Wronski wollte eigentlich antworten, daß nach dem seines Erachtens unausbleiblichen Duelle dieser Zustand nicht fortdauern könne; aber er sagte etwas anderes.
»Es kann nicht so bleiben. Ich hoffe, du wirst ihn jetzt verlassen. Ich hoffe«, hier wurde er verlegen und errötete, »du wirst mir erlauben, unser weiteres Leben zu erwägen und einzurichten. Morgen ...« begann er. Aber sie ließ ihn nicht ausreden.

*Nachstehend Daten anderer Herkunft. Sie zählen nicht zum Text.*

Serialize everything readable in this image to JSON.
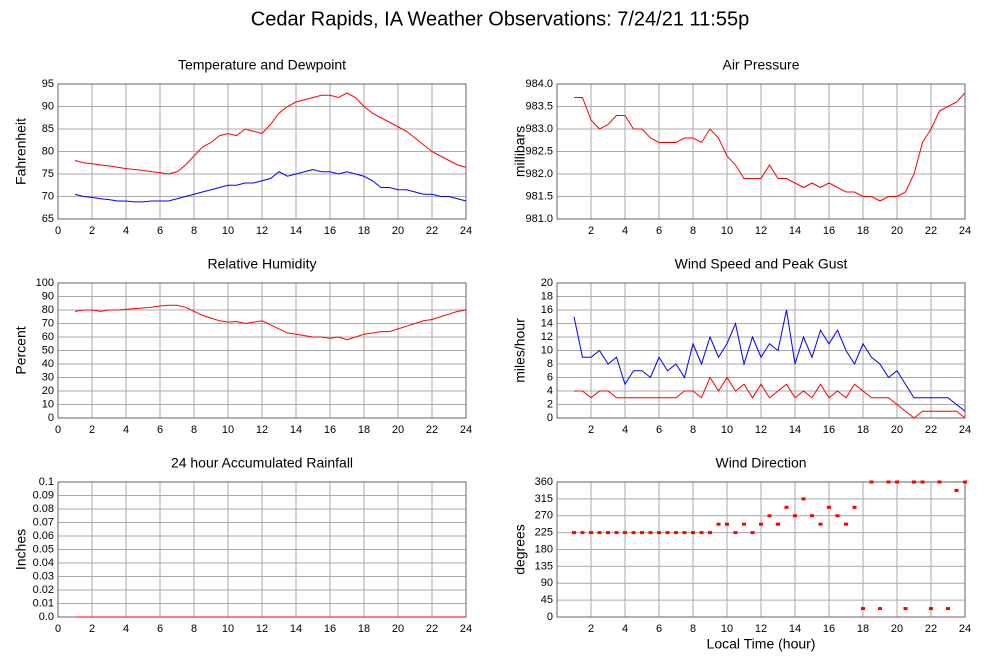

»Und mein Sohn?« rief sie. »Du siehst doch, was er schreibt. Ich müßte meinen Sohn verlassen, und das kann und will ich nicht.«
»Aber ich bitte dich um Gottes willen: was ist denn besser, daß du deinen Sohn verläßt oder daß du diesen demütigenden Zustand verlängerst?«
»Demütigend für wen?«
»Für alle und am meisten für dich.«
»Du sagst: demütigend; sage das nicht. Dieses Wort hat für mich keinen Sinn«, sagte sie mit zitternder Stimme. Sie wollte nicht, daß er jetzt eine Unwahrheit sagte. Seine Liebe war das einzige, was ihr jetzt noch blieb, und sie wollte ihn weiterlieben. »Du sollst wissen, daß seit dem Tage, da ich dich liebgewonnen habe, alle Dinge sich für mich in ihrem Werte verändert haben. Mein ein und alles ist deine Liebe. Wenn diese mir gehört, dann fühle ich mich so hoch und fest, daß nichts für mich demütigend sein kann. Ich bin stolz auf meine Lage, weil ... Ich bin stolz darauf, daß ...« Sie sprach es nicht zu Ende aus, worauf sie stolz war. Tränen der Scham und Verzweiflung erstickten ihre Stimme. Sie blieb stehen und brach in Schluchzen aus.
Auch er merkte, daß ihm etwas zur Kehle hinaufstieg, daß ihm etwas in der Nase juckte, und fühlte zum erstenmal in seinem Leben, daß er nahe daran war loszuweinen. Er hätte nicht sagen können, was ihn eigentlich so rührte; sie dauerte ihn, und er sagte sich, daß er ihr nicht helfen könne, und war sich zugleich bewußt, daß er an ihrem Unglück schuld war, daß er etwas Schlechtes getan hatte.
»Ist denn nicht eine Scheidung möglich?« fragte er leise. Sie schüttelte, ohne zu antworten, den Kopf. »Kannst du denn nicht deinen Sohn mit dir nehmen und ihn trotzdem verlassen?«
»Ja; aber das hängt alles von ihm ab. Jetzt muß ich zu ihm hinfahren«, sagte sie trocken. Ihre Ahnung, daß alles beim alten bleiben werde, hatte sie nicht getäuscht.
»Dienstag werde ich in Petersburg sein«, sagte Wronski. »Da wird alles zur Entscheidung kommen.«
»Ja«, erwiderte sie. »Aber wir wollen nicht mehr darüber sprechen.«
Annas Wagen, den sie weggeschickt hatte mit der Weisung, sich nach einiger Zeit am Gittertor des Wredeschen Parks wieder einzufinden, näherte sich. Anna nahm Abschied von Wronski und fuhr nach Hause.